11. An identification system (107) for automatically identifying a crop infestation (109) in
a real-time environment, the identification system comprising:
a processor (201); and

a memory (203), communicatively coupled to the processor (201), wherein the memory (205) stores the processor (201) executable instructions, which, on execution cause the processor (201) to:
receive a user selection (211) on at least one option from a plurality of options provided to the user (101), wherein each of the plurality of options relate to a type of crop infestation (109);
receive one or more images (105) of an affected crop and metadata (213) associated with the one or more images (105) of the affected crop;
verify each of the one or more images (105) using a pre-trained neural network for determining a usability of each of the one or more images (105);
predict an infected region in the one or more images (105) according to the option selected by the user (101); and
analyze the infected region using the pre-trained neural network for identifying the crop infestation (109) in the infected region.
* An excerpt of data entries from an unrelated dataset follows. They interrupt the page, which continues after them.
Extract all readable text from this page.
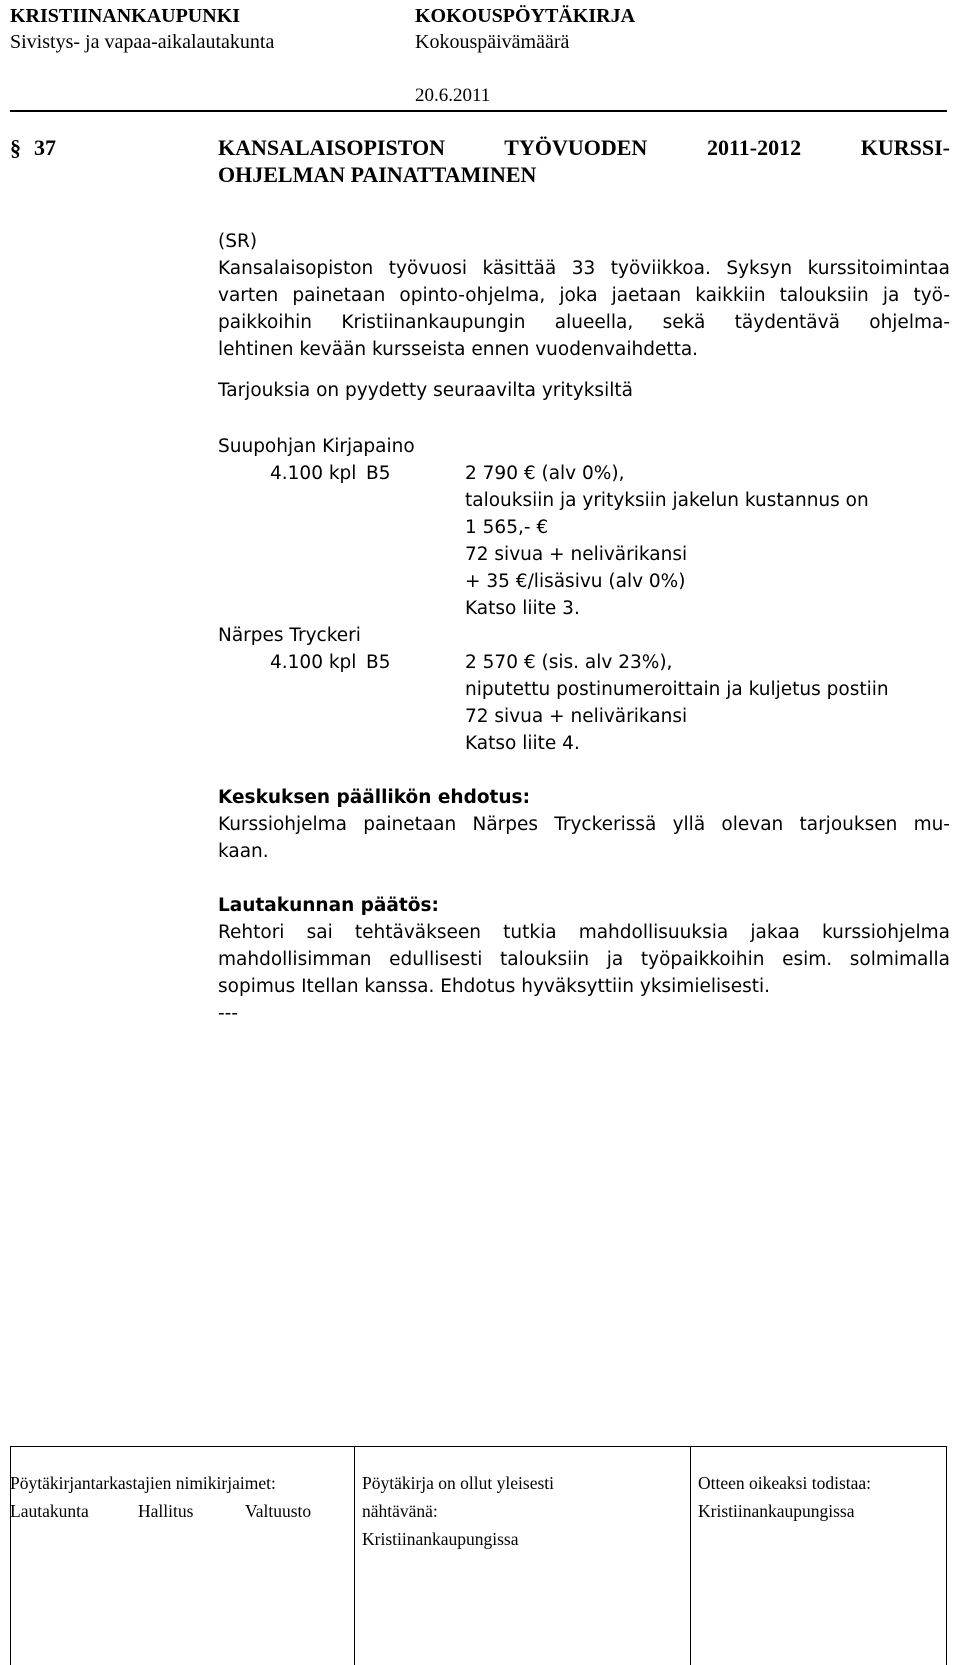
KRISTIINANKAUPUNKI
Sivistys- ja vapaa-aikalautakunta
KOKOUSPÖYTÄKIRJA
Kokouspäivämäärä
20.6.2011
§ 37	KANSALAISOPISTON TYÖVUODEN 2011-2012 KURSSI-
OHJELMAN PAINATTAMINEN
(SR)
Kansalaisopiston työvuosi käsittää 33 työviikkoa. Syksyn kurssitoimintaa
varten painetaan opinto-ohjelma, joka jaetaan kaikkiin talouksiin ja työ-
paikkoihin Kristiinankaupungin alueella, sekä täydentävä ohjelma-
lehtinen kevään kursseista ennen vuodenvaihdetta.
Tarjouksia on pyydetty seuraavilta yrityksiltä
Suupohjan Kirjapaino
4.100 kpl B5	2 790 € (alv 0%),
talouksiin ja yrityksiin jakelun kustannus on
1 565,- €
72 sivua + nelivärikansi
+ 35 €/lisäsivu (alv 0%)
Katso liite 3.
Närpes Tryckeri
4.100 kpl B5	2 570 € (sis. alv 23%),
niputettu postinumeroittain ja kuljetus postiin
72 sivua + nelivärikansi
Katso liite 4.
Keskuksen päällikön ehdotus:
Kurssiohjelma painetaan Närpes Tryckerissä yllä olevan tarjouksen mu-
kaan.
Lautakunnan päätös:
Rehtori sai tehtäväkseen tutkia mahdollisuuksia jakaa kurssiohjelma
mahdollisimman edullisesti talouksiin ja työpaikkoihin esim. solmimalla
sopimus Itellan kanssa. Ehdotus hyväksyttiin yksimielisesti.
---
Pöytäkirjantarkastajien nimikirjaimet:
Lautakunta	Hallitus	Valtuusto
Pöytäkirja on ollut yleisesti
nähtävänä:
Kristiinankaupungissa
Otteen oikeaksi todistaa:
Kristiinankaupungissa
12. The identification system (107) as claimed in claim 11, wherein the type of the crop infestation (109) comprises at least one of diseases, weeds and insects.
13. The identification system (107) as claimed in claim 11, wherein the processor (201) receives the one or more images (105) when:
the one or more images (105) of the affected crop are captured in real time using a user device (103); and/or
the one or more images (105) of the affected crop are uploaded from a storage space.
14. The identification system (107) as claimed in claim 11, wherein the metadata (213) associated with the one or more images (105) comprises at least one of information related to location of the affected crop, resolution of the one or more images, time and date of capturing the one or more images, and a label associated with each of the one or more images.
15. The identification system (107) as claimed in claim 11, wherein the processor (201) trains the neural network using a plurality of crop infestation images and one or more crop infestation regions identified in each of the plurality of crop infestation images.

16. The identification system (107) as claimed in claim 11, wherein the processor (201) is
further configured to:
recommend one or more products for controlling the crop infestation (109) identified in the affected crop to the user (101); and
provide information related to one or more sellers of the one or more products recommended to the user (101).
17. The identification system (107) as claimed in claim 16, wherein the processor (201) is
further configured to:
provide field-specific information related to historical weather, current weather and a future forecast for the one or more farms managed by the user (101).
18. The identification system (107) as claimed in claim 16, wherein the processor (201) is
further configured to :
mapping the one or more products with the crop infestation (109) identified; and
providing a comparative analysis of price of each of the one or more products.
19. The identification system (!07) as claimed in claim 11, wherein the processor (201) is configured to facilitate the user (101) for scouting one or more farms managed by the user for determining a field-specific occurrence of the crop infestation (109).
20. The identification system (107) as claimed in claim 11, wherein the processor (201) is further configured to:
receive a user input on the accuracy of the crop infestation (109) identified; and assign a confidence score to the pre-trained neural network based on the user input.